Der Schüler/die Schülerin zieht sich zurück, ist auffallend schweigsam und kapselt sich ab, ist unkonzentriert, wirkt lustlos, müde, abwesend, ist vergesslich und unorganisiert, sucht ständig nach den Schulsachen, klopft, singt, murmelt vor sich hin; kaut, zupft, hantiert an allem, was greifbar ist; steht auf, geht herum, streift, schubst, rempelt andere Kinder, wirkt vernachlässigt in der Kleidung, ist ungepflegt, bettelt um Pause, ist verbal oder körperlich aggressiv gegenüber Mitschülern/Mitschülerinnen und Lehrpersonen, verweigert die aktive Teilnahme am Unterricht, fehlt auffallend oft, kann das eigene Leistungsvermögen und das eigene Verhalten nicht richtig einschätzen, fällt auf durch einen plötzlichen Leistungsabfall, reagiert sehr impulsiv bei Kritik, Misserfolg oder in Konfliktsituationen, versucht ständig die Aufmerksamkeit auf sich zu lenken, missachtet Vereinbarungen und Regeln, stellt Anweisungen in Frage oder hört nicht zu.

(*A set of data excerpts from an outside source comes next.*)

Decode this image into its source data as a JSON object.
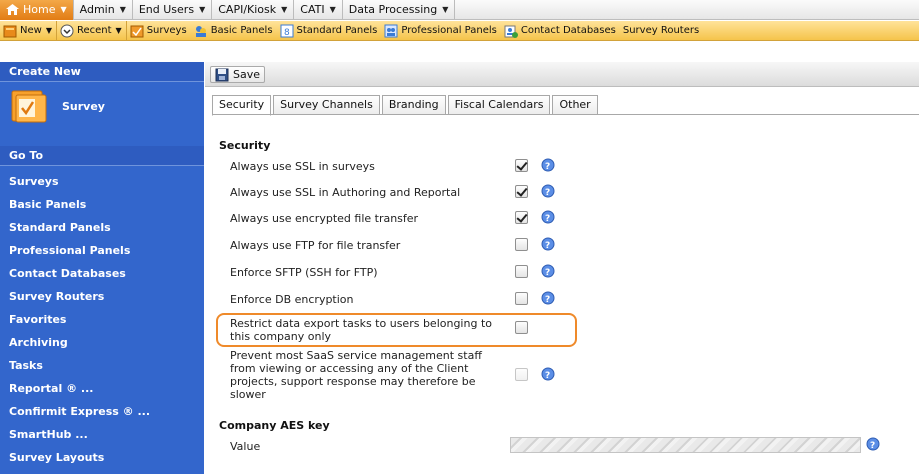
{
  "menu": {
    "items": [
      {
        "label": "Home",
        "active": true
      },
      {
        "label": "Admin",
        "active": false
      },
      {
        "label": "End Users",
        "active": false
      },
      {
        "label": "CAPI/Kiosk",
        "active": false
      },
      {
        "label": "CATI",
        "active": false
      },
      {
        "label": "Data Processing",
        "active": false
      }
    ]
  },
  "toolbar": {
    "new_label": "New",
    "recent_label": "Recent",
    "surveys_label": "Surveys",
    "basic_panels_label": "Basic Panels",
    "standard_panels_label": "Standard Panels",
    "professional_panels_label": "Professional Panels",
    "contact_databases_label": "Contact Databases",
    "survey_routers_label": "Survey Routers"
  },
  "sidebar": {
    "create_new_header": "Create New",
    "survey_tile_label": "Survey",
    "goto_header": "Go To",
    "items": [
      "Surveys",
      "Basic Panels",
      "Standard Panels",
      "Professional Panels",
      "Contact Databases",
      "Survey Routers",
      "Favorites",
      "Archiving",
      "Tasks",
      "Reportal ® ...",
      "Confirmit Express ® ...",
      "SmartHub ...",
      "Survey Layouts"
    ]
  },
  "savebar": {
    "save_label": "Save"
  },
  "tabs": [
    {
      "label": "Security",
      "active": true
    },
    {
      "label": "Survey Channels",
      "active": false
    },
    {
      "label": "Branding",
      "active": false
    },
    {
      "label": "Fiscal Calendars",
      "active": false
    },
    {
      "label": "Other",
      "active": false
    }
  ],
  "security": {
    "title": "Security",
    "settings": [
      {
        "label": "Always use SSL in surveys",
        "checked": true,
        "enabled": true
      },
      {
        "label": "Always use SSL in Authoring and Reportal",
        "checked": true,
        "enabled": true
      },
      {
        "label": "Always use encrypted file transfer",
        "checked": true,
        "enabled": true
      },
      {
        "label": "Always use FTP for file transfer",
        "checked": false,
        "enabled": true
      },
      {
        "label": "Enforce SFTP (SSH for FTP)",
        "checked": false,
        "enabled": true
      },
      {
        "label": "Enforce DB encryption",
        "checked": false,
        "enabled": true
      },
      {
        "label": "Restrict data export tasks to users belonging to this company only",
        "checked": false,
        "enabled": true
      },
      {
        "label": "Prevent most SaaS service management staff from viewing or accessing any of the Client projects, support response may therefore be slower",
        "checked": false,
        "enabled": false
      }
    ]
  },
  "aes": {
    "title": "Company AES key",
    "value_label": "Value"
  },
  "colors": {
    "sidebar_bg": "#3366cc",
    "menu_active": "#e27c14",
    "toolbar_bg": "#f5c44b",
    "highlight_outline": "#ef8a2a"
  },
  "icons": [
    "home-icon",
    "caret-down-icon",
    "new-icon",
    "recent-icon",
    "surveys-icon",
    "basic-panels-icon",
    "standard-panels-icon",
    "professional-panels-icon",
    "contact-databases-icon",
    "disk-icon",
    "help-icon",
    "survey-folder-icon"
  ]
}
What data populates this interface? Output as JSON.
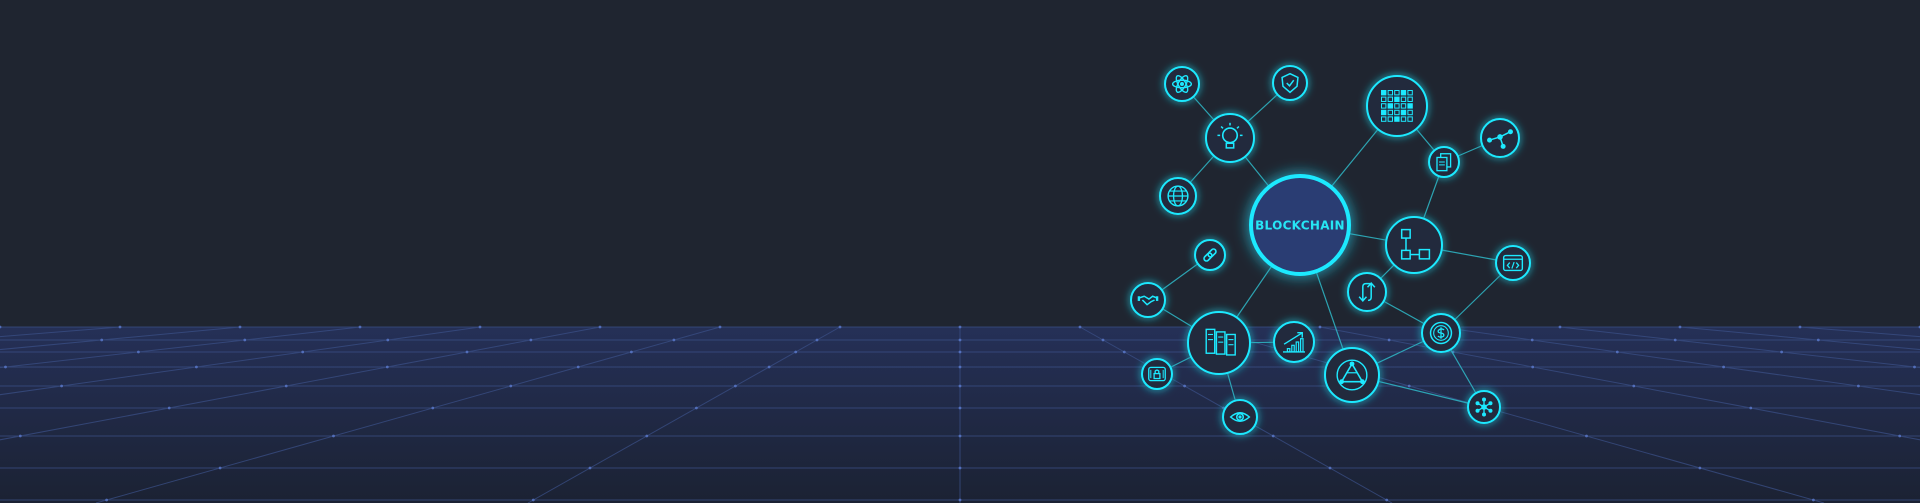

Helfersysteme im Kontext Schule
Mit § 1 des Schulgesetzes vom 15. Februar 2005 haben alle Schülerinnen und Schüler in Nordrhein-Westfalen Anspruch auf eine ihren Stärken und Begabungen sowie auch den persönlichen Bedarfen entsprechende individuelle Förderung. Dies gilt an allen Schulformen und Lernorten für alle Kinder und Jugendliche, unabhängig davon, ob eine Behinderung, chronische Erkrankung oder ein Bedarf an sonderpädagogischer Unterstützung vorliegt. D.h. auch Schülerinnen und Schüler mit Behinderungen und/oder einem Bedarf an sonderpädagogischer Unterstützung erhalten zunächst eine ihren Bedarfen entsprechende individuelle Förderung.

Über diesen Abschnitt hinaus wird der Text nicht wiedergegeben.